Porque se han instalado computadoras en ambos extremos del almacén donde los hombres podrán seguir, en directo, el diálogo globalizado de Trump y su presidente.
Al principio, cuando es Zelenski quien habla, los cirujanos de los tanques se alegran porque lo sienten cómodo, buen mensajero de su dolor y de su heroísmo.

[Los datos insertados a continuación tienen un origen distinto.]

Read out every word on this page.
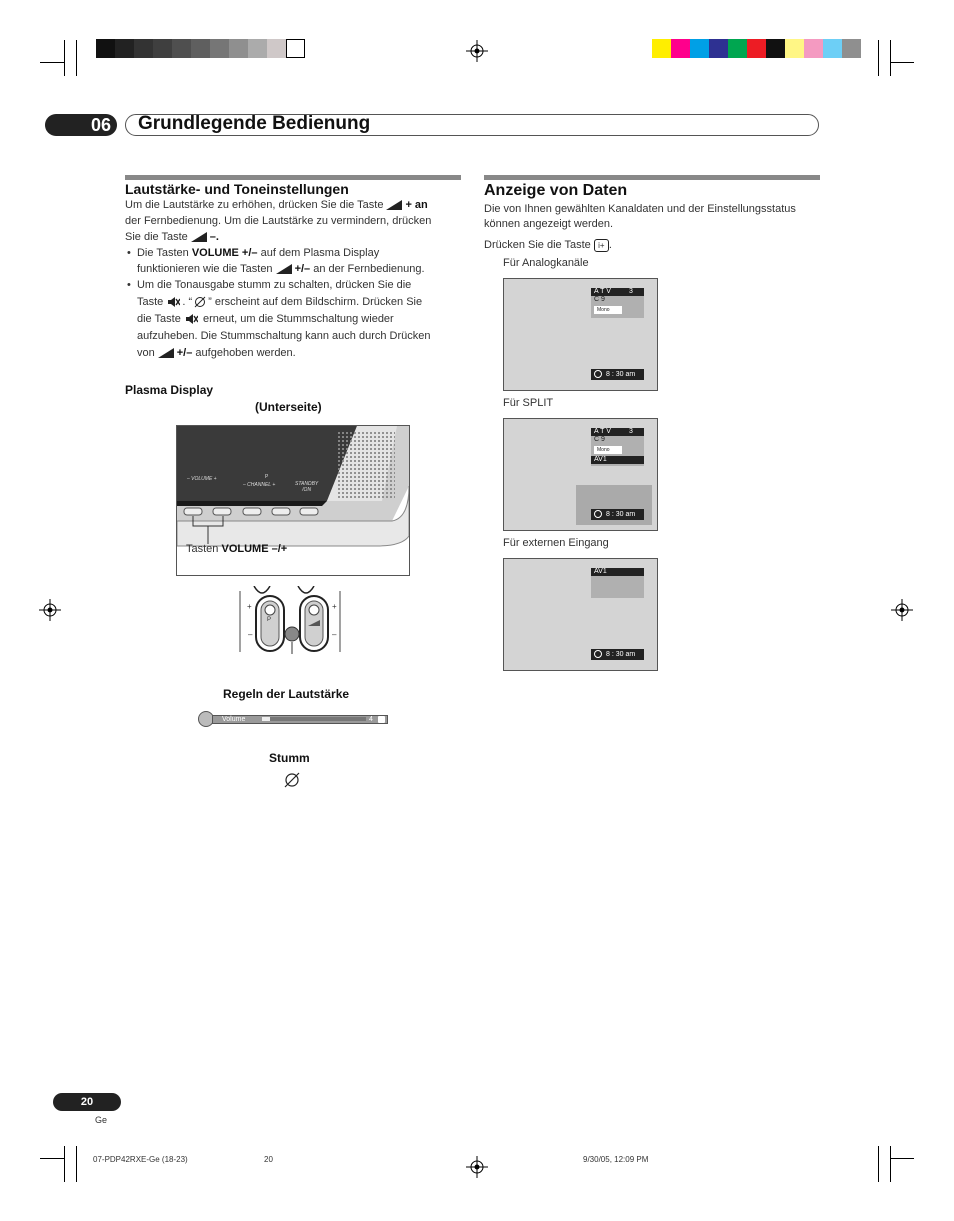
06	Grundlegende Bedienung
Lautstärke- und Toneinstellungen
Um die Lautstärke zu erhöhen, drücken Sie die Taste + an
der Fernbedienung. Um die Lautstärke zu vermindern, drücken
Sie die Taste –.
•  Die Tasten VOLUME +/– auf dem Plasma Display
funktionieren wie die Tasten +/– an der Fernbedienung.
•  Um die Tonausgabe stumm zu schalten, drücken Sie die
Taste . “ ” erscheint auf dem Bildschirm. Drücken Sie
die Taste erneut, um die Stummschaltung wieder
aufzuheben. Die Stummschaltung kann auch durch Drücken
von +/– aufgehoben werden.
Plasma Display
(Unterseite)
– VOLUME +
– CHANNEL +
P
STANDBY
/ON
Tasten VOLUME –/+
P
+	+
–	–
Regeln der Lautstärke
Volume	4
Stumm
Anzeige von Daten
Die von Ihnen gewählten Kanaldaten und der Einstellungsstatus
können angezeigt werden.
Drücken Sie die Taste i+ .
Für Analogkanäle
A T V	3
C 9
Mono
8 : 30 am
Für SPLIT
A T V	3
C 9
Mono
AV1
8 : 30 am
Für externen Eingang
AV1
8 : 30 am
20
Ge
07-PDP42RXE-Ge (18-23)	20	9/30/05, 12:09 PM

Luego, cuando son los dos estadounidenses quienes toman la palabra, cubren su voz, luego lo insultan, no dicen nada, pero en sus rostros se dibuja una mezcla de estupor (tanta vulgaridad...), de pavor (ellos han entendido, en el barro y la sangre, cuánto les es preciada la ayuda extranjera...) pero también de orgullo (este joven presidente que planta cara a los hombres más poderosos del mundo es la imagen misma de esa audacia tranquila y burlona que, en ucraniano, se llama Nakhabstvo y, en yiddish, Chutzpah, y que es, aquí, una de las virtudes más apreciadas).
No sé si sus aliados sabrán estar a la altura del presidente Zelenski. Pero sé que con esta mezcla de ironía, sangre fría y desprecio por la bajeza humana de la que no se ha despojado ni un instante, ha entrado, una vez más, en la leyenda de este siglo.